I still love ANTI, but now when I listen to it, the bumpy, brooding songs that got me so juiced this summer feel more menacing, less assured. Now the words that immediately follow Rihanna's declaration of autonomy are what linger in my head: "Will you ever let me? Will you ever respect me? No."
I've been meaning to write this newsletter for at least a month now, but after my last one, which was steeped in bleak post-election emotions, I wanted to do something different. To try and be hopeful. (Spoiler alert: not happening today.) It's hard. I'm figuring out how to stay agitated, speak up, and be politically active everyday without feeling terrible all the time. It's a tricky balance, but I've been working on it, even feeling like I might be getting somewhere.
But two days ago, I read an article about how our soon-to-be president has likely, in part because of piss play, been compromised by a foreign government. Yesterday, during a press conference I watched him refer to himself in the third person multiple times, then scold and deride a journalist in a tone I wouldn't use with my two-year-old. Then I watched as he used the CATCH PHRASE FROM HIS REALITY TV SHOW to end the event. This morning I woke to the news that, during a middle-of-the-night vote-o-rama (how is this an official term?), Republican senators set on repealing the ACA rejected the opportunity to protect rural hospitals and the health coverage of people with pre-existing conditions.
"Is this real?," I had to ask myself out loud. "This is real." I felt oddly grateful for the term vote-o-rama, which at least brings some relief by exposing how everything happening right now is a spectacular circus shitshow broadcast live, ad infinitum, for ratings and corporate profit. For the last month or so, the progressive-leaning network MSNBC has been running the same disgusting ad—a close-up of the president-elect's face with the words "What will he do? What won't he do? This is why you watch."—in the New Yorker. Week after week, it makes me throw the magazine across the room, through its miasma, screaming.

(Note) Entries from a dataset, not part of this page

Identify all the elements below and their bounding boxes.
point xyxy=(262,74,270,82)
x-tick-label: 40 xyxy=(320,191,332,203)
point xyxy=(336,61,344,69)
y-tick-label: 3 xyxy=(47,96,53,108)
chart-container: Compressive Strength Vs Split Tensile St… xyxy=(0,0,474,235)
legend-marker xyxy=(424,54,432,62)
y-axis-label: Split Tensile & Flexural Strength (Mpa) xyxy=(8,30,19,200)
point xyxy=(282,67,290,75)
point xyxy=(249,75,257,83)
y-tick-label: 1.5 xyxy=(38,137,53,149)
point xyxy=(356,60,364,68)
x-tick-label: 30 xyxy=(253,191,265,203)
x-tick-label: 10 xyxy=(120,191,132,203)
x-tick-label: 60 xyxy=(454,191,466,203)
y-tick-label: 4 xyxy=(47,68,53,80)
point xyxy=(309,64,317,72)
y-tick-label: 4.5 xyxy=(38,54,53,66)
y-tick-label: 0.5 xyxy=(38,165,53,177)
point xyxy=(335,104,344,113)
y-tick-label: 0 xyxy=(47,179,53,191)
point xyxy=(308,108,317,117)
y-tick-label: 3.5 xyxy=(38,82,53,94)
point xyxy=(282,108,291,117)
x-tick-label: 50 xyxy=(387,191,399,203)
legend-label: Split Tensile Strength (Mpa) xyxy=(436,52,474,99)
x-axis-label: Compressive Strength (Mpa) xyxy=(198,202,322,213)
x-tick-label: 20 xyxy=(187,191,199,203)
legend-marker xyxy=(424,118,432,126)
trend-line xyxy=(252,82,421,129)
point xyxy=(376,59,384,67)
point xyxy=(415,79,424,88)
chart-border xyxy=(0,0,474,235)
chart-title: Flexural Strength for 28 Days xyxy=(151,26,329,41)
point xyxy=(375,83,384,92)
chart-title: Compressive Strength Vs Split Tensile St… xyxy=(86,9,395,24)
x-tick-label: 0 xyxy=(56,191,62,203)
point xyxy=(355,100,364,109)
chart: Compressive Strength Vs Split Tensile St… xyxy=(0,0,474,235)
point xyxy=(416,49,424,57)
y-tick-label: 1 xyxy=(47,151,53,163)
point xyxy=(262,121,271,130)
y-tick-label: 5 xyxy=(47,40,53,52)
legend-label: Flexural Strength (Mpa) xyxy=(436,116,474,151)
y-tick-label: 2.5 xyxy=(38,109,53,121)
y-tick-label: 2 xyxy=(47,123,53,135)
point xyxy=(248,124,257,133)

Back in October, I got pulled deep into the world of Frank Ocean’s album Blond. Like ANTI, it begins with a simple, rattling beat, though Ocean immediately pours a big bucket of glowing, viscous organ sounds over you. It only takes him five lines into the opening track, “Nikes,” to make the first of many drug references that populate the album and, from the start, he's severely altered and pitched up his voice so it sounds like a nervous kid's. He crafts an alternate reality, one that’s lush, disorienting, and feverish, but still very much rooted in the mind and body. There's a haunting, somnambulant restlessness to it that feels familiar. You’re high, you’re swimming, maybe drowning in your own thoughts, but look down and you're where you always were, "bones feeling dense as fuck."
On Blond, Ocean obsesses over human connections, most of them failed and flawed, and the ways those relationships can be enhanced, altered, and corrupted—by chemicals or just memory itself. He's continually looking backwards, trying to reconnect with and recall lost loves, lovers, and the specific moments they shared. He's captures the particular synergy and dynamic that can be created between people, even as he knows those possibilities are mutable and infinite. The music reverberates and swells in my brain; it trails off, unresolved. It no longer surprises me to look at someone—a stranger, a colleague, a relative, someone I was once close to, and maybe still am close to—and realize that, as he sings, "I came to visit cause you see me like a UFO.”
Something has changed and there is no going back. This is a thought that's been rolling around in my head since the election and gained traction over the last couple of days. It's true, but I also know better.
Memory is faulty, our views of the past can't be fully trusted. Maybe they are built on youth, drunken nights, enhanced sensations, a hot season, suspended inhibitions, blissed out ignorance. Or maybe they are built on ideas of who we were, the times we happened to be living in, the comforts and progress we took for granted, the leaders we looked up to.
Listening to Blond continues to be an intense physical pleasure, even as I consistently cry during the first verse of my favorite song, "Ivy," when Ocean sings, "I ain't a kid no more. We'll never be those kids again."